Use the ADS SDK to create job and run jobs

job_and_job_run_example.py
import ads
import os
from ads.jobs import Job, DataScienceJob, PythonRuntime

# Setting OCI_ODSC_SERVICE_ENDPOINT
os.environ['OCI_ODSC_SERVICE_ENDPOINT'] = 'https://datascience-int.us-ashburn-1.oci.oc-test.com'

def create_job_and_job_run():
        rp_version = os.environ.get("OCI_RESOURCE_PRINCIPAL_VERSION", "UNDEFINED")

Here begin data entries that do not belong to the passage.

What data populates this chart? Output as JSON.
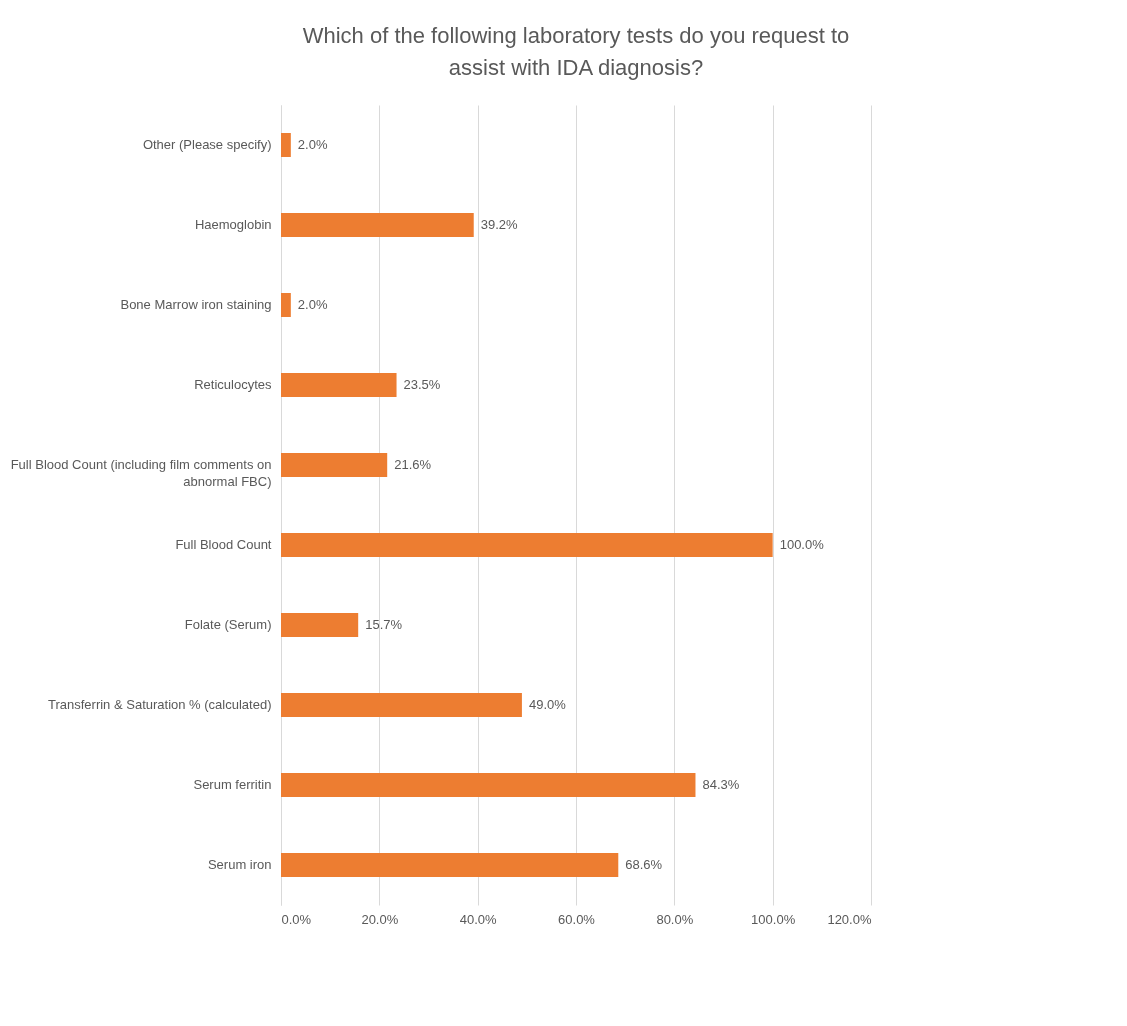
{
  "chart_data": {
    "type": "bar",
    "orientation": "horizontal",
    "title": "Which of the following laboratory tests do you request to assist with IDA diagnosis?",
    "categories": [
      "Other (Please specify)",
      "Haemoglobin",
      "Bone Marrow iron staining",
      "Reticulocytes",
      "Full Blood Count (including film comments on abnormal FBC)",
      "Full Blood Count",
      "Folate (Serum)",
      "Transferrin & Saturation % (calculated)",
      "Serum ferritin",
      "Serum iron"
    ],
    "values": [
      2.0,
      39.2,
      2.0,
      23.5,
      21.6,
      100.0,
      15.7,
      49.0,
      84.3,
      68.6
    ],
    "value_labels": [
      "2.0%",
      "39.2%",
      "2.0%",
      "23.5%",
      "21.6%",
      "100.0%",
      "15.7%",
      "49.0%",
      "84.3%",
      "68.6%"
    ],
    "color": "#ed7d31",
    "xlim": [
      0,
      120
    ],
    "xticks": [
      {
        "value": 0,
        "label": "0.0%"
      },
      {
        "value": 20,
        "label": "20.0%"
      },
      {
        "value": 40,
        "label": "40.0%"
      },
      {
        "value": 60,
        "label": "60.0%"
      },
      {
        "value": 80,
        "label": "80.0%"
      },
      {
        "value": 100,
        "label": "100.0%"
      },
      {
        "value": 120,
        "label": "120.0%"
      }
    ],
    "grid": "x"
  }
}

        # Setting authentication

        # Setting local authentication
        if not rp_version or rp_version == "UNDEFINED":
                ads.set_auth("security_token", oci_config_location="~/.oci/config", profile="DEFAULT")
        else:
                # Setting Resource Principal authentication
                ads.set_auth("resource_principal")

        job = (
                Job(name="Job_creation_using_Ads")
                        .with_infrastructure(
                        DataScienceJob()
                                .with_compartment_id(COMPARTMENT_OCID)
                                .with_project_id(PROJECT_OCID)
                                .with_job_type('DEFAULT')
                                .with_shape_name("SHAPE_NAME")
                                .with_block_storage_size(BLOCK_STORAGE_SIZE)
                                .with_log_group_id(LOG_GROUP_OCID)
                                .with_job_infrastructure_type('ME_STANDALONE')
                )
                        .with_runtime(
                        PythonRuntime()
                                .with_environment_variable(CONTAINER_CUSTOM_IMAGE="dsmc://odsc-ml-monitoring-application:<version>")
                )
        )

        # Create Job
        job.create()

        # Create Job Run
        job_run = job.run(
                name="ML_Monitoring_Validation_Run_ads_1",
                env_var={
                        "CONFIG_LOCATION": "<HTTP_LOCATION_OF_OCI_STORAGE_APPLICATION_CONFIG_FILE_PATH>",
                        "RUNTIME_PARAMETER": "{\"ACTION_TYPE\":\"RUN_CONFIG_VALIDATION\"}"
                }
        )

Terraform

Use the Data Science Create Job Terraform to create a job.

Use the Data Science Create Job Run Terraform to create a job run.